100,000 Milestone, and changes to the licence
By David Storeydstorey. Tuesday, May 4, 2010 2:54:53 PM
We’re happy to announce that Opera Dragonfly has reached the 100,000 active daily users milestone. While it pales in comparison to our browser usage–where Opera Mini and Opera desktop both hit 50 Million active monthly users recently–it is an impressive amount of Web developers who test in Opera each day. With the help of those developers, we can improve Opera’s Web site compatibility, and create a better experience for our users. A big thank you to all our Opera Dragonfly users so far. We hope to rapidly increase this figure as Opera Dragonfly matures.
One change we’ve recently put in place for the Opera Dragonfly project is to switch from the BSD licence to Apache 2.0. While BSD is a liberal licence, the reason we switched to Apache 2.0 is that we wanted to have a patent promise which covers Opera Dragonfly and the Scope protocol. The following is stated in Opera’s Vision:
Opera Software does not believe innovation in the software industry is protected or encouraged by software patents. In particular, we believe interoperability on the Internet should be encouraged, and we actively work to ensure that software patents do not stand in the way of interoperability.

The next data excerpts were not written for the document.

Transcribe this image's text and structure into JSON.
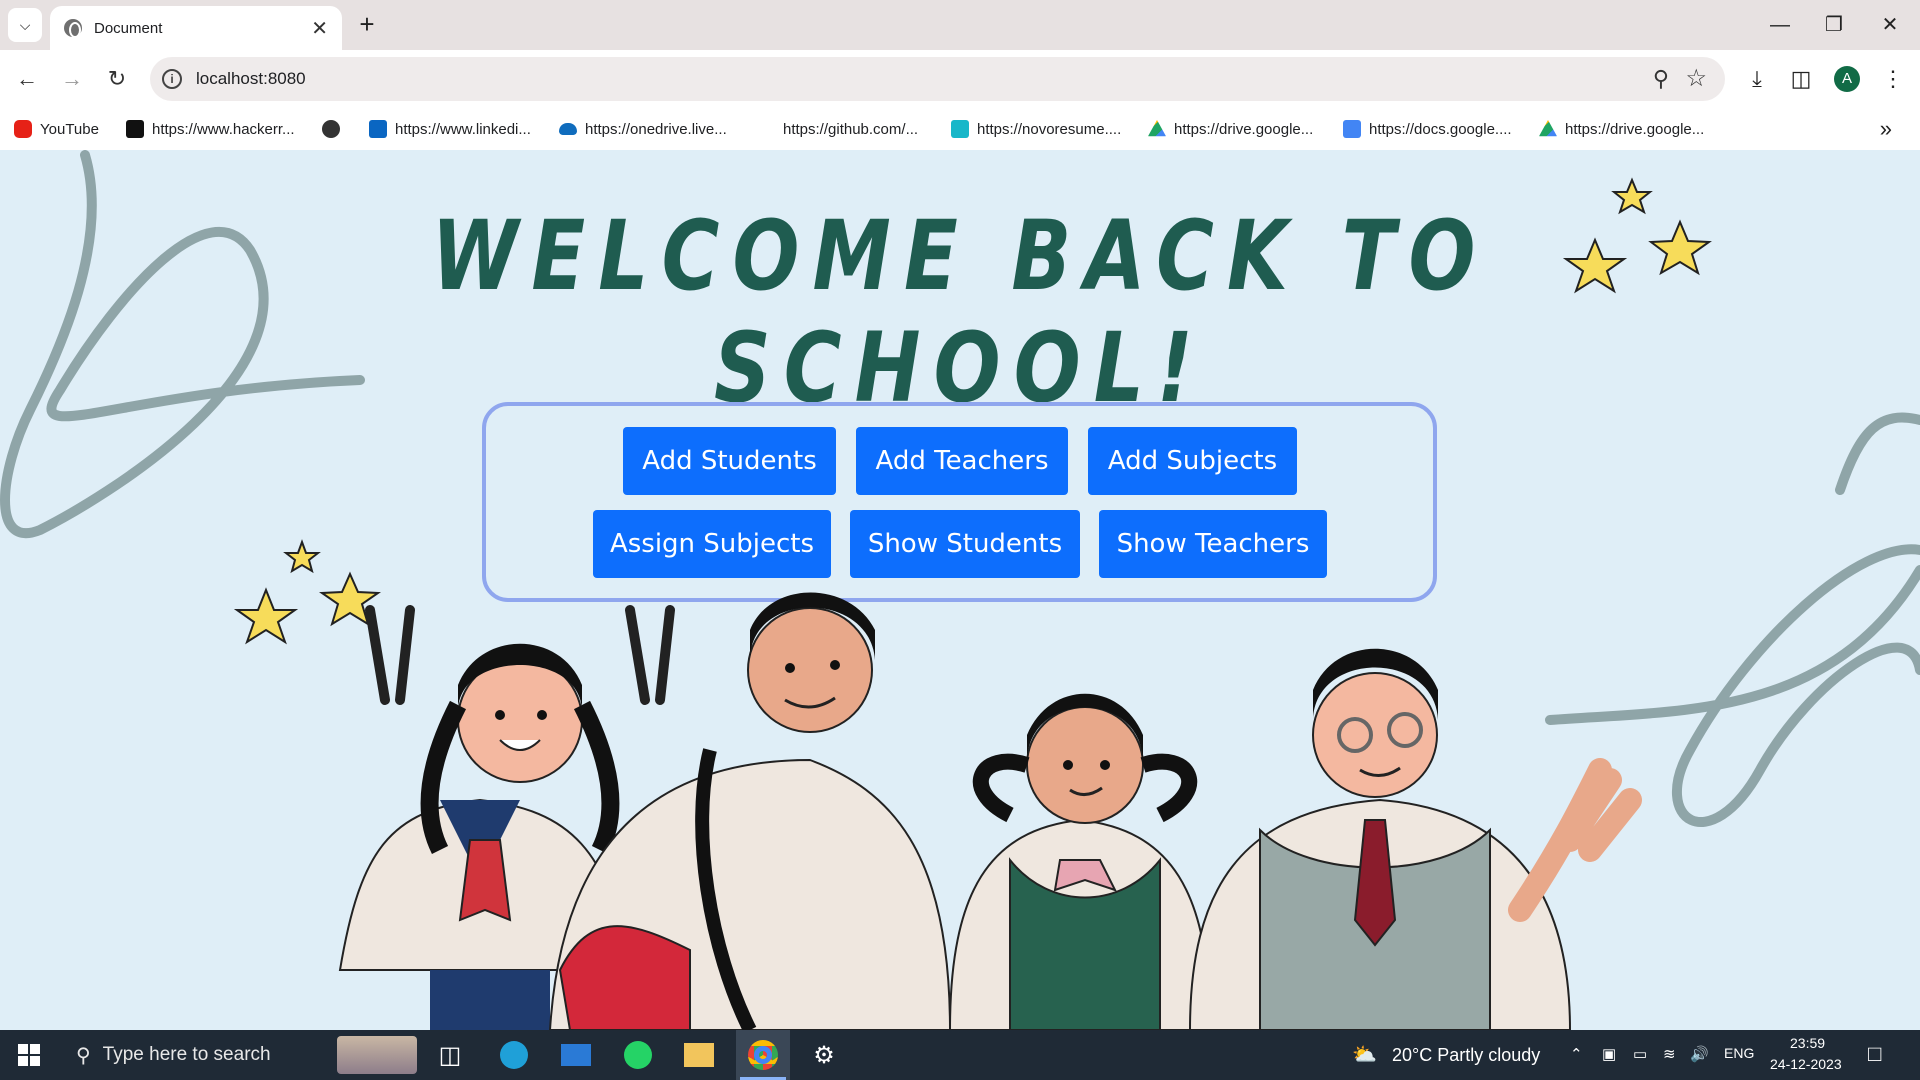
{
  "browser": {
    "tab_title": "Document",
    "url": "localhost:8080",
    "profile_initial": "A"
  },
  "bookmarks": [
    {
      "label": "YouTube",
      "icon": "youtube-icon",
      "color": "#e62117"
    },
    {
      "label": "https://www.hackerr...",
      "icon": "hackerrank-icon",
      "color": "#111111"
    },
    {
      "label": "",
      "icon": "globe-icon",
      "color": "#333333"
    },
    {
      "label": "https://www.linkedi...",
      "icon": "linkedin-icon",
      "color": "#0a66c2"
    },
    {
      "label": "https://onedrive.live...",
      "icon": "onedrive-icon",
      "color": "#0f6cbd"
    },
    {
      "label": "https://github.com/...",
      "icon": "github-icon",
      "color": "#ffffff"
    },
    {
      "label": "https://novoresume....",
      "icon": "novoresume-icon",
      "color": "#18b7c9"
    },
    {
      "label": "https://drive.google...",
      "icon": "drive-icon",
      "color": "#1fa463"
    },
    {
      "label": "https://docs.google....",
      "icon": "docs-icon",
      "color": "#4285f4"
    },
    {
      "label": "https://drive.google...",
      "icon": "drive-icon",
      "color": "#1fa463"
    }
  ],
  "page": {
    "title": "WELCOME BACK TO SCHOOL!",
    "colors": {
      "background": "#dfeef7",
      "title": "#1f5c50",
      "button": "#0d6efd",
      "panel_border": "#8fa6ee"
    },
    "buttons_row1": [
      "Add Students",
      "Add Teachers",
      "Add Subjects"
    ],
    "buttons_row2": [
      "Assign Subjects",
      "Show Students",
      "Show Teachers"
    ]
  },
  "taskbar": {
    "search_placeholder": "Type here to search",
    "weather": "20°C  Partly cloudy",
    "language": "ENG",
    "time": "23:59",
    "date": "24-12-2023"
  }
}
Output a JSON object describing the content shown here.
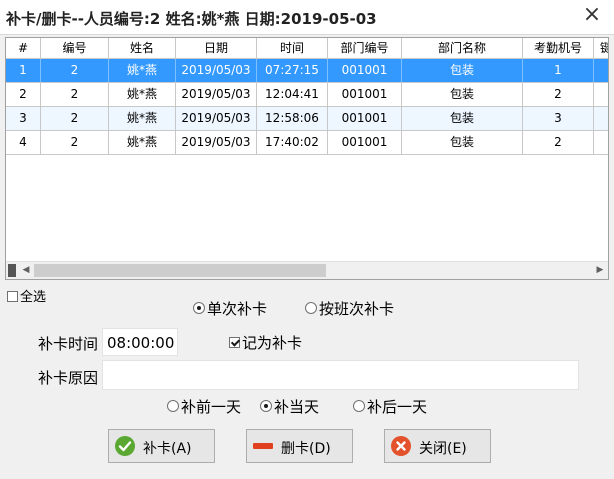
{
  "window": {
    "title": "补卡/删卡--人员编号:2 姓名:姚*燕 日期:2019-05-03",
    "close_glyph": "×"
  },
  "table": {
    "columns": [
      "#",
      "编号",
      "姓名",
      "日期",
      "时间",
      "部门编号",
      "部门名称",
      "考勤机号",
      "键"
    ],
    "rows": [
      [
        "1",
        "2",
        "姚*燕",
        "2019/05/03",
        "07:27:15",
        "001001",
        "包装",
        "1"
      ],
      [
        "2",
        "2",
        "姚*燕",
        "2019/05/03",
        "12:04:41",
        "001001",
        "包装",
        "2"
      ],
      [
        "3",
        "2",
        "姚*燕",
        "2019/05/03",
        "12:58:06",
        "001001",
        "包装",
        "3"
      ],
      [
        "4",
        "2",
        "姚*燕",
        "2019/05/03",
        "17:40:02",
        "001001",
        "包装",
        "2"
      ]
    ],
    "selected_row": 0
  },
  "select_all": {
    "label": "全选",
    "checked": false
  },
  "mode": {
    "single": {
      "label": "单次补卡",
      "checked": true
    },
    "by_shift": {
      "label": "按班次补卡",
      "checked": false
    }
  },
  "form": {
    "time_label": "补卡时间",
    "time_value": "08:00:00",
    "record_as": {
      "label": "记为补卡",
      "checked": true
    },
    "reason_label": "补卡原因",
    "reason_value": ""
  },
  "day": {
    "prev": {
      "label": "补前一天",
      "checked": false
    },
    "current": {
      "label": "补当天",
      "checked": true
    },
    "next": {
      "label": "补后一天",
      "checked": false
    }
  },
  "buttons": {
    "add": {
      "label": "补卡(A)",
      "icon": "green-check-icon",
      "color": "#5aa832"
    },
    "delete": {
      "label": "删卡(D)",
      "icon": "red-minus-icon",
      "color": "#e0401f"
    },
    "close": {
      "label": "关闭(E)",
      "icon": "red-x-icon",
      "color": "#e3522a"
    }
  },
  "colors": {
    "selection": "#3399ff",
    "alt_row": "#eef6ff"
  }
}
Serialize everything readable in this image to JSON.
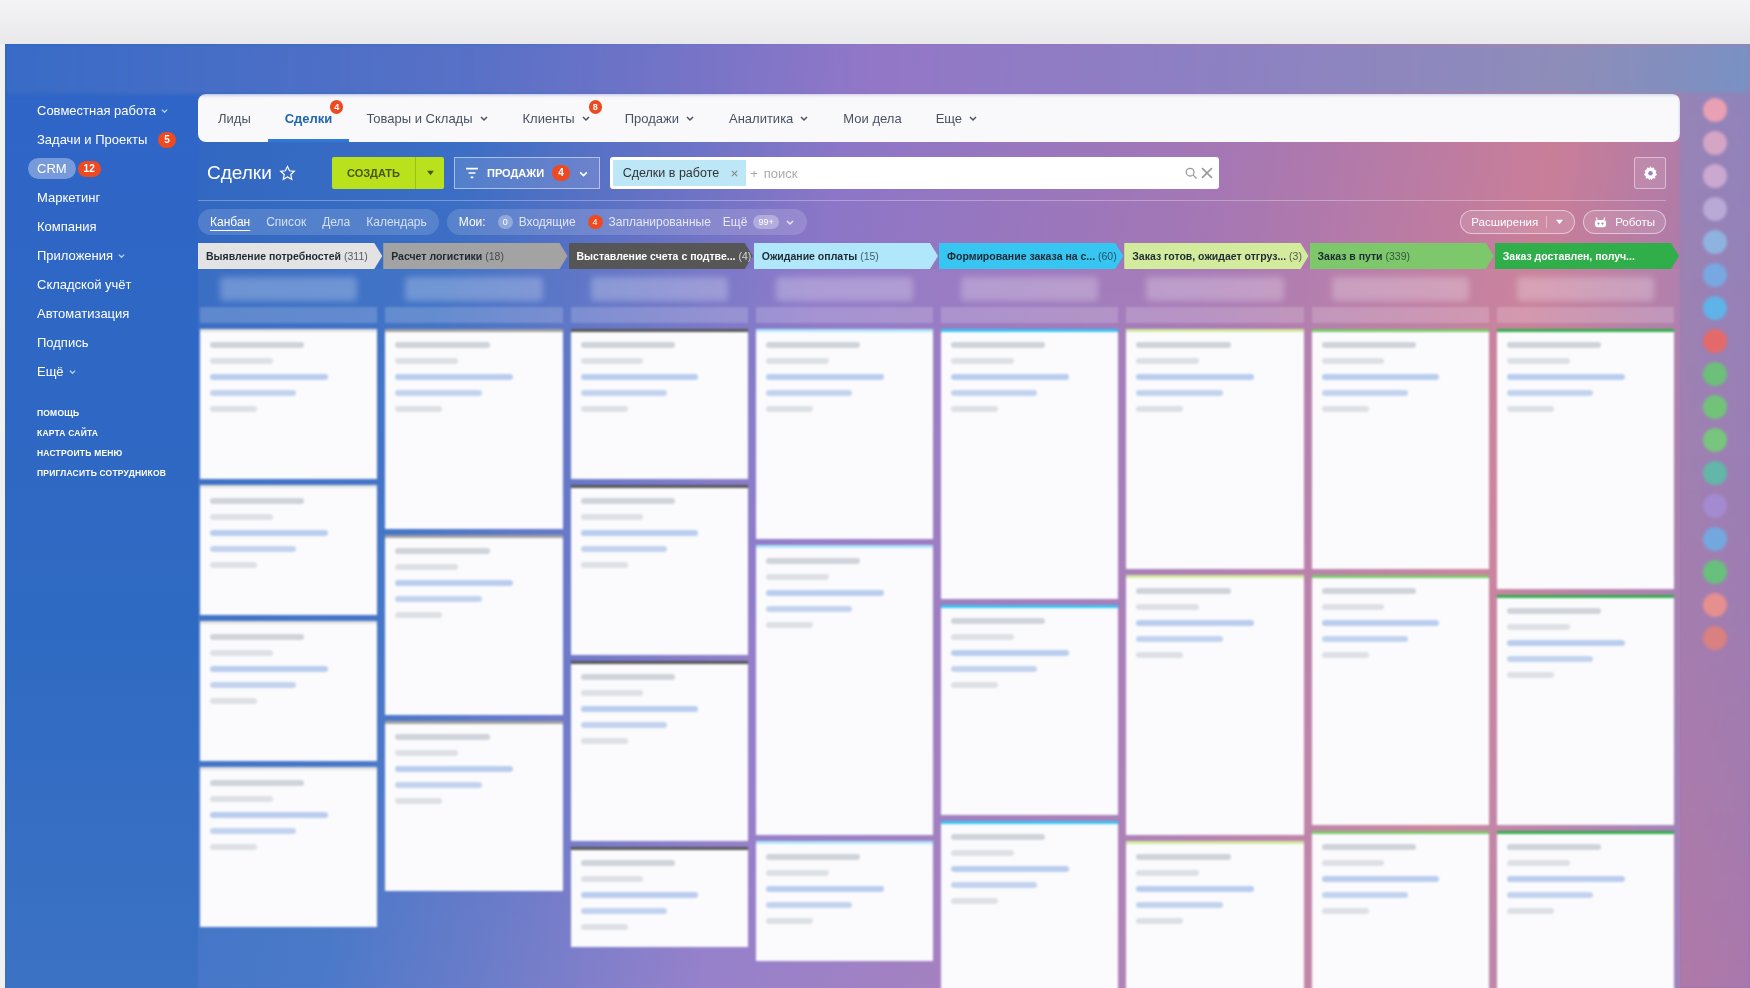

Although Opera doesn’t believe in software patents, and only applies for them to
protect ourselves from attacks by other aggressive patent holders, it is important to have a patent policy in place to protect any company that makes use of the Scope protocol or Opera Dragonfly, from any patents held by Opera or any other contributor. This reduces the risk of adopting the Scope protocol, in similar ways to how the W3C has a patent policy to protect companies implementing their specifications. We found when evaluating this issue that the Apache 2.0 licence has the patent policy built into it that we need, as well as being as liberal as the then current BSD licence. We hope this will encourage other browser vendors and user agents to look into the Scope protocol, which was designed from the ground up to support advanced features such as remote debugging.